Murray: “Financial security is about planning for the long term, and the Trump Administration’s requirement that people doing that ignore environmental, social, and governance criteria made about as much sense as telling someone planning a trip they can’t look at a map.”
(Washington, D.C.) – Today, Senator Patty Murray (D-WA), Chair of the Senate Health, Education, Labor, and Pensions (HELP) Committee, released the following statement on Department of Labor’s announcement that it would not enforce recent rules from the Trump Administration restricting the use of environmental, social, and governance (ESG) criteria in investment decisions for ERISA plans or making it harder for ERISA plans to exercise shareholder rights through voting proxies.
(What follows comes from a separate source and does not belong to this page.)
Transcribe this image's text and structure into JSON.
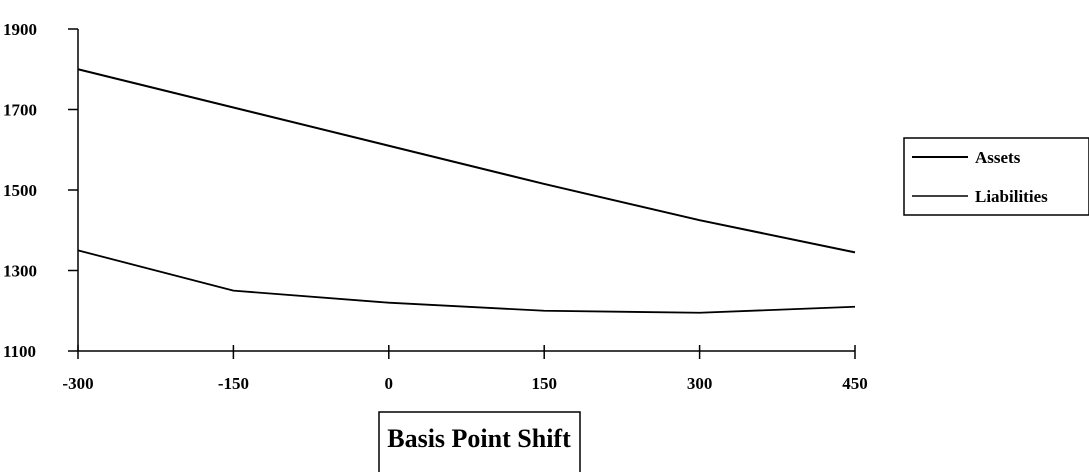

“This step is a win for workers, retirees, investors, businesses, communities, the environment—everyone. Stopping these rules ensures people investing in their futures are able to make sound decisions to build their financial security while also helping to build a world that is more just, diverse, and sustainable. Financial security is about planning for the long term, and the Trump Administration’s requirement that people doing that ignore environmental, social, and governance criteria made about as much sense as telling someone planning a trip they can’t look at a map.”
Senator Murray was a harsh critic of the Trump Administration rule restricting ESG investing in ERISA plans. She wrote several letters discussing how the move was at odds not only with efforts across the country to promote diversity and racial equity, and to be more sustainable—but also at odds with what’s best for workers and retirees given evidence that ESG investments provide comparable returns and potentially lower risk to traditional funds, but actually have outperformed such traditional investments in the past several years. Senator Murray also led a letter criticizing the Trump Administration’s proxy voting proposal.